The principles of free speech and open competition


The principles of free speech and open competition have long been cherished by Americans, but it appears that the current administration in Washington is poised to trample all over these rights in America’s workplaces when it comes to employee unionization.  In my time owning and working with other small businesses, I have always understood the value of employees to express their opinions on unionization, as well as their right to make informed decisions through a confidential and supervised secret ballot process. Unfortunately, the direction taken by the Biden administration and its allies threatens to curtail these rights.

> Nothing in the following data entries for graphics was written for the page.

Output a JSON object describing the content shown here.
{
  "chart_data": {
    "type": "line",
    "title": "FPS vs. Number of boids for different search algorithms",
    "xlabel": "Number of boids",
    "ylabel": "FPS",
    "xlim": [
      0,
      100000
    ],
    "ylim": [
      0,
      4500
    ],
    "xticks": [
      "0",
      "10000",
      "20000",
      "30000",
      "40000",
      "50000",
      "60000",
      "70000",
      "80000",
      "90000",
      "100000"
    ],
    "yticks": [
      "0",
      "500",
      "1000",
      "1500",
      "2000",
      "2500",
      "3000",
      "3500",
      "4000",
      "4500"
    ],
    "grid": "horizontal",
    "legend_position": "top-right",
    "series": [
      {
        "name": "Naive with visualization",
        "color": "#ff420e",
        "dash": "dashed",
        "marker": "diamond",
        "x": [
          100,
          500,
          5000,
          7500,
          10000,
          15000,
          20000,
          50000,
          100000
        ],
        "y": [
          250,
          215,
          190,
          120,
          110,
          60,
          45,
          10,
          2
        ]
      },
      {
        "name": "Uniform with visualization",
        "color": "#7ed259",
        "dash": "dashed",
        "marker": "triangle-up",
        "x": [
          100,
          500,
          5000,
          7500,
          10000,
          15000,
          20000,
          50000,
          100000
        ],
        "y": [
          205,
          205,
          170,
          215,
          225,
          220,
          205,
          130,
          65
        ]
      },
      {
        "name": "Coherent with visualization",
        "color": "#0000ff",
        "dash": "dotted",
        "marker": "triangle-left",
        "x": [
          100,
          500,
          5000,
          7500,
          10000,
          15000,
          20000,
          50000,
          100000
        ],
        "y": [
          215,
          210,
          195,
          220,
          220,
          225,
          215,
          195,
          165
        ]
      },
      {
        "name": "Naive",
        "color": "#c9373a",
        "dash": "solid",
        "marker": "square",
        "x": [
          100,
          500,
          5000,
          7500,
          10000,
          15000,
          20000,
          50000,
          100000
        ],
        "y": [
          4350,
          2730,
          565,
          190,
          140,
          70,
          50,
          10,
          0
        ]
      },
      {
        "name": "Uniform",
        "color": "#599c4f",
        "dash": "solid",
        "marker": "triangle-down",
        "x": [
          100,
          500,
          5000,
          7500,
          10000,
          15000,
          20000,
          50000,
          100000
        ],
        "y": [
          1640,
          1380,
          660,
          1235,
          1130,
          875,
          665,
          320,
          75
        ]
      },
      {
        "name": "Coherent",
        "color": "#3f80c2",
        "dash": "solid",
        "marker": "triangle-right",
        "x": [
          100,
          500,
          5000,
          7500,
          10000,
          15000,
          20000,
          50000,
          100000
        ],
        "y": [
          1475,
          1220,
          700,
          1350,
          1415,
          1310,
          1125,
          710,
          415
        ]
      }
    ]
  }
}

Unions, in step with their friends in the White House, are advocating for legislative measures and executive actions that could potentially limit or eliminate a small business owner’s ability to communicate their perspective on unionization to their employees. This troubling new rule has been introduced under the so-called “neutrality agreements” on employers seeking federal grants. Under these agreements, unions would be allowed to present and campaign their case to the employee base, while the employers are forced into silence. Employers would not even be allowed to correct misconceptions or misinformation that union leaders may be using in their materials.  Such a stance contradicts the principles of openness and fairness that our nation stands for.

The stifling of employers’ voices flies in the face of established legal and judicial precedents. The U.S. Supreme Court has consistently affirmed the right of employers to express their opinions on labor policies, a right that Congress codified into law over seven decades ago.

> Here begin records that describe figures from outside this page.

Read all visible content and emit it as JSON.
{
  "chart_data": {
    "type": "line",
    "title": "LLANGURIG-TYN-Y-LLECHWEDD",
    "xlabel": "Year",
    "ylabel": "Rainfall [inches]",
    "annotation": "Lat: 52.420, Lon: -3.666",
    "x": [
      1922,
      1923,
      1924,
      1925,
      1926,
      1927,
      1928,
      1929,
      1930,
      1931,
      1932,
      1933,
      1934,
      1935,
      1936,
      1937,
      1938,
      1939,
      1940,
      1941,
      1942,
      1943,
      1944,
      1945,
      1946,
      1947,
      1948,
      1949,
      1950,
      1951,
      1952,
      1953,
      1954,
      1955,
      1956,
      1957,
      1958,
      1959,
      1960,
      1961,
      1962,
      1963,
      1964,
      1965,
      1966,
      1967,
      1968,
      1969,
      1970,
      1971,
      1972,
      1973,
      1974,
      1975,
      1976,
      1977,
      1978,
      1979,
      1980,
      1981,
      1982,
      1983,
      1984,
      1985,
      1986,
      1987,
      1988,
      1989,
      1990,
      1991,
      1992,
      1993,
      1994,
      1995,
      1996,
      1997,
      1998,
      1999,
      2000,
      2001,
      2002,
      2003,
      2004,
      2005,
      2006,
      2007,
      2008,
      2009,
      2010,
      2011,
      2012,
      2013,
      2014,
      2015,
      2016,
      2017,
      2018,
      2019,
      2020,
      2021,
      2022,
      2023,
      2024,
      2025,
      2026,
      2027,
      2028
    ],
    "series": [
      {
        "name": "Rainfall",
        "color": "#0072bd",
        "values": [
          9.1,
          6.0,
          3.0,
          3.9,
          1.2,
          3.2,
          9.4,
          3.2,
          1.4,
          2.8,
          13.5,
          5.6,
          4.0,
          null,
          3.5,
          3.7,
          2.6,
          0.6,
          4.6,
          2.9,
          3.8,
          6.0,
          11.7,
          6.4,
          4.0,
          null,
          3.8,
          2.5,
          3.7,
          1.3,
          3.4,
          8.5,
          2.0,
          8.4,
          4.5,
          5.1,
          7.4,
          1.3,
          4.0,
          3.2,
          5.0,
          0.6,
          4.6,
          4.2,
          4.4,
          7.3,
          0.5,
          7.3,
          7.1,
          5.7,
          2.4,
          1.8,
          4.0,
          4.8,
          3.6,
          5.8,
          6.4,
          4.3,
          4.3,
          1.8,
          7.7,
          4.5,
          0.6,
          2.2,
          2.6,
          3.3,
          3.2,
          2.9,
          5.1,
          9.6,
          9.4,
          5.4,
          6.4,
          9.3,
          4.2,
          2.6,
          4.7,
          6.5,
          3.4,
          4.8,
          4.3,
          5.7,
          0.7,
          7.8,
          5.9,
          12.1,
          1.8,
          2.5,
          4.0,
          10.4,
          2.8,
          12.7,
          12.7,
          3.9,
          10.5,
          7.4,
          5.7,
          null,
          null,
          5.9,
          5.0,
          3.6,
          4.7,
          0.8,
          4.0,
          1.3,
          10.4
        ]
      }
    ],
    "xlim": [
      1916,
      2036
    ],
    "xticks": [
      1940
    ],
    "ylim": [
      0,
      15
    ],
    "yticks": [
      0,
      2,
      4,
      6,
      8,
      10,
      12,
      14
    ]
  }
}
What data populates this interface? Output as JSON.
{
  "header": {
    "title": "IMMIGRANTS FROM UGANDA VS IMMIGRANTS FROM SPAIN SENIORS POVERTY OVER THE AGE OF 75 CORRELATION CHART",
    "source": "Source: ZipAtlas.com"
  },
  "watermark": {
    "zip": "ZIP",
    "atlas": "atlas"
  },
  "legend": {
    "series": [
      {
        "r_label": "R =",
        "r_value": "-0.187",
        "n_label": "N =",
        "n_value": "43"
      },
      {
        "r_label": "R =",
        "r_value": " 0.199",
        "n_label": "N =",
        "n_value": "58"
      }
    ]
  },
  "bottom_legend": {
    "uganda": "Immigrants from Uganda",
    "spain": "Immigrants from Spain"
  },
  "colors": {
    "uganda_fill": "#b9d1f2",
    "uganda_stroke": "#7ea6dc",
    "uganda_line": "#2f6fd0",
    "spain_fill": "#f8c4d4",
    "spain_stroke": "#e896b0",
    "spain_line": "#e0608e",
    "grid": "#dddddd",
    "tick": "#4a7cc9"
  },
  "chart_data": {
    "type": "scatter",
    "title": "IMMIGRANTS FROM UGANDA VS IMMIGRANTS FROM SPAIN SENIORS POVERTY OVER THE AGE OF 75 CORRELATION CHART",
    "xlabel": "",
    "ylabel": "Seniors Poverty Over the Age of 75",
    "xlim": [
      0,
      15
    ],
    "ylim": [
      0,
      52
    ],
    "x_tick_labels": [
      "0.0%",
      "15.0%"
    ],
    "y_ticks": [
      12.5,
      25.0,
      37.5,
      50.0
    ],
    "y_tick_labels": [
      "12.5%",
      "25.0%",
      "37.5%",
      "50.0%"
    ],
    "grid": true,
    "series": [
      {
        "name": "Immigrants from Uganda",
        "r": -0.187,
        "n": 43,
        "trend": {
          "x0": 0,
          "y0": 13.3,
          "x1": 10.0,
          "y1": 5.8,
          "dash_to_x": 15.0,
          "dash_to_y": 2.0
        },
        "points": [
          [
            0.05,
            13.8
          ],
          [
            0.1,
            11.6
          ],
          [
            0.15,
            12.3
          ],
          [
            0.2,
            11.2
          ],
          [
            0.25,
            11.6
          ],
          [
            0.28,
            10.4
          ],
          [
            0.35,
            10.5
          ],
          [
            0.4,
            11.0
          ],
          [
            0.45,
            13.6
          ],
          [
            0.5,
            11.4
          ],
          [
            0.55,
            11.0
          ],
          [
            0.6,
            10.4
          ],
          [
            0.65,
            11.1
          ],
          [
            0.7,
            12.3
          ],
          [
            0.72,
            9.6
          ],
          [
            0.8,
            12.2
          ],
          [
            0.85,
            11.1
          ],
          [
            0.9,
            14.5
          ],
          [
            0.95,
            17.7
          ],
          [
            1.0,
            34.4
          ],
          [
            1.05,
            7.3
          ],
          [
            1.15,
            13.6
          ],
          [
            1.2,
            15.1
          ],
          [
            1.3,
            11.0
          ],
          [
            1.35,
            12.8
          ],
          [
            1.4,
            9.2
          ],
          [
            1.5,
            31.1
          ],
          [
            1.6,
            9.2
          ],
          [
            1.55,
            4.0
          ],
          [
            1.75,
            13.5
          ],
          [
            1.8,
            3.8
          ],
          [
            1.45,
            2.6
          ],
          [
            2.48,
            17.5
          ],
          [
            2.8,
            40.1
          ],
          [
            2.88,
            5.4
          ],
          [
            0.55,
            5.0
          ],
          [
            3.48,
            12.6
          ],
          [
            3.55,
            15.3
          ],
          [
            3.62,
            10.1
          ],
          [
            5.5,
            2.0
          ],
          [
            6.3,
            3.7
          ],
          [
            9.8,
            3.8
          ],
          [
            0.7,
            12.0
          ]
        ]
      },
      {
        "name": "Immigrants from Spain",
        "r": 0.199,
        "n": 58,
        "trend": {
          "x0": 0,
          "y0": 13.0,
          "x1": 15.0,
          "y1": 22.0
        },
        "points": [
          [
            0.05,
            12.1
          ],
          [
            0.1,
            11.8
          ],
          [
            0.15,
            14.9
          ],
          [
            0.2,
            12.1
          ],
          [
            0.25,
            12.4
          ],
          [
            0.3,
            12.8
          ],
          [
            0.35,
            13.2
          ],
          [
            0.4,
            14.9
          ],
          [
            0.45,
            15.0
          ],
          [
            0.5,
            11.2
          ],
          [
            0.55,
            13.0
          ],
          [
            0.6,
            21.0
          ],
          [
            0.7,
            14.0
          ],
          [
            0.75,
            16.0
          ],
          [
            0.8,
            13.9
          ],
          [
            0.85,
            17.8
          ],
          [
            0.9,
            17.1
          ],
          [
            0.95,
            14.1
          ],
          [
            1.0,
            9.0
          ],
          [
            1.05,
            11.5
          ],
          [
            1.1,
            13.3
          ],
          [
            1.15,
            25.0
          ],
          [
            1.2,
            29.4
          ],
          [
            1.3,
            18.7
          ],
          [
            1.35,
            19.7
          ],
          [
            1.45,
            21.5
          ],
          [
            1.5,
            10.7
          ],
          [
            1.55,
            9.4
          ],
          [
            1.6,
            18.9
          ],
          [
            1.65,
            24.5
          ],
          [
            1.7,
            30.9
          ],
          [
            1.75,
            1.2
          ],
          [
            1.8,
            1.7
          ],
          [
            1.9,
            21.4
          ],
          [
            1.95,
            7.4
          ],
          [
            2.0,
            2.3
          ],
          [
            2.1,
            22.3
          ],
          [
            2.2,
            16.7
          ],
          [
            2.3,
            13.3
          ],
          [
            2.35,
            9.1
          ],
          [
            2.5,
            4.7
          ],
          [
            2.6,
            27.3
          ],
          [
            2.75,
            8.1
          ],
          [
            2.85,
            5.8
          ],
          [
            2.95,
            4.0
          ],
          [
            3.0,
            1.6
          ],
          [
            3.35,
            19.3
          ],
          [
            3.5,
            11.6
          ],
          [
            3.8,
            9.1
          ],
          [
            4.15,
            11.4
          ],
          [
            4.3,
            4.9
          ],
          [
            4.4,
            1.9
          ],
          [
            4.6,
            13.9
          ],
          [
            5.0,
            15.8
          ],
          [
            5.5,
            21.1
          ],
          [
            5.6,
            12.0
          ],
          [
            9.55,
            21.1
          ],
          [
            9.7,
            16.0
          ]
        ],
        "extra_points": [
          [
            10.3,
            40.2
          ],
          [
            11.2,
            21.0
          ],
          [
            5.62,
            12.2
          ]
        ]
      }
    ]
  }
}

In addition to employers losing their free speech rights under these neutrality agreements, workers themselves lose their rights to a union election via a secret ballot. That’s because neutrality agreements also replace the traditional, NLRB-supervised election with the card check system.

In the spirit of safeguarding our fundamental values of free speech and open democracy, I urge our leaders here in Ohio, including Senator J.D. Vance, to champion the idea that open debate and the marketplace of ideas should remain untainted by these outside influences. Our democracy thrives when the most persuasive arguments prevail, regardless of who stands behind them.